Wednesday, November 04, 2009

No news is good news.

Highlights:
  • Carrera is potty trained. I am a firm believer in letting (strong-willed, no way but my way) kids train themselves (unless they are 4 or 5, in which case, there may be other factors involved). On Monday she took her diaper off without telling me, and just started using the toilet. Last time she wanted to toilet train I put her back in diapers because she decided it was ok to pee in the corners of the house, and I said "As soon as you're ready to use the toilet - let me know." I guess she let me know. She woke up dry this morning too. All this with very little stress on me and Shane.
  • All my daycare kids under age 2 (and two older than 2) have had H1N1 symptoms at some point in the last three weeks. Three kids are out sick today, yet I feel like it is almost over. All the kids here seem to be feeling pretty good. My own kids somehow evaded it all! Yeah! Last year, my kids were the ones getting sick.
  • I haven't felt like doing homework this week, yet I am still maintaining A's.
  • I have eight daycare kids right now (5 FT;3 PT), but it works out so that I have a max of only six on Mon, Tue, Thur, Fri (usually only 4 kids on Tue). The only time I have all eight is Wednesdays.
  • Halloween was a success. We had a really fun daycare party, and relaxing weekend.
  • I built a loft bed for Calvin. I am hoping that the contractor will come in the next two weeks to do Colton's room, then I will build his loft bed. I want it done before Thanksgiving weekend because my brother and his wife are staying with us, and I want them to stay in Colton's new room. His room would be quieter and more secluded than any other room. Josh & Kiki like their privacy.

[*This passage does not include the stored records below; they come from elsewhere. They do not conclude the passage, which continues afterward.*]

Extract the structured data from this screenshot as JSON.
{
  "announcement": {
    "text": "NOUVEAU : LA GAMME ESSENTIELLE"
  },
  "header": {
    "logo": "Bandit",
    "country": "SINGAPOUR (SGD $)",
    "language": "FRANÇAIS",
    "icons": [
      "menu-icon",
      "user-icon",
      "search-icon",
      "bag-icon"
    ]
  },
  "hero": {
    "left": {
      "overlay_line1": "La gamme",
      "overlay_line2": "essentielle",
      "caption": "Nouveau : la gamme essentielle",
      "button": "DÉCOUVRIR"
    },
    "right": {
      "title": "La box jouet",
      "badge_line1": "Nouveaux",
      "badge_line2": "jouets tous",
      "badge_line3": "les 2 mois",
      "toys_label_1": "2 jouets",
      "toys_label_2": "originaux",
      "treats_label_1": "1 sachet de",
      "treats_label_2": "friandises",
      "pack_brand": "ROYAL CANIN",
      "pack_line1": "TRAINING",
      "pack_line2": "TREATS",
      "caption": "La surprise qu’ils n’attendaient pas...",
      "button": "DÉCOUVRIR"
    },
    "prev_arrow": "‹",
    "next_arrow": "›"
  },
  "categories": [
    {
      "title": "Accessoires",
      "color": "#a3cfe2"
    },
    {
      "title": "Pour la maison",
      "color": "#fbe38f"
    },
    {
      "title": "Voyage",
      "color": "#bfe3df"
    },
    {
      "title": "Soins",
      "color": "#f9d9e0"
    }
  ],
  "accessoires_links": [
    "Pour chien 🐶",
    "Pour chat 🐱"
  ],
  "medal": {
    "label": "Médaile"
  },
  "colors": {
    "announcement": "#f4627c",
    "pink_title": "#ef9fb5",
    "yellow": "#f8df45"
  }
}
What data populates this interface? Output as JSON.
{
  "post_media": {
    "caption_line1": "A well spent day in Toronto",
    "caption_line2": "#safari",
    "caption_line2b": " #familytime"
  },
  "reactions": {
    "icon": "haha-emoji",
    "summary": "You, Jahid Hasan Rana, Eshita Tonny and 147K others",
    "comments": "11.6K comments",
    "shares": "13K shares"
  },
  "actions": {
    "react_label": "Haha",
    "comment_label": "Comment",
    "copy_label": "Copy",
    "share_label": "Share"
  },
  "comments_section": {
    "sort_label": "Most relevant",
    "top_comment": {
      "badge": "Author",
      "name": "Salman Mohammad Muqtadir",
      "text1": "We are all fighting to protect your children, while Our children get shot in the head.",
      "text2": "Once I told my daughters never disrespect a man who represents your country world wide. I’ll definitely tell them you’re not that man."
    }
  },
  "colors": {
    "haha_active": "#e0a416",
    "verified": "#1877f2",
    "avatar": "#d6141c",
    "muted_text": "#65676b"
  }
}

Well, that is all I can think of.

Someone.

Morning world. I'm angry with the universe today. Angry that I am who I am. Life would be so much easier without a) being sensitive, b) being smart, c) having anxiety. Life is a dance, until I trip up. Someone might be offended with me, someone might think that I am not doing a good enough job, someone might not like me. SOMEONE! SOMEONE! SOMEONE!

I keep my mouth shut. Portraying a Rachel that has it all together, all the time. Yet, no one can have it all together all the time. I feel guilty breaking down. I feel guilty telling my kids its a movie night because I'm not feeling good. I feel guilty crying. What does it mean to be 'human'? Can anyone maintain perfection?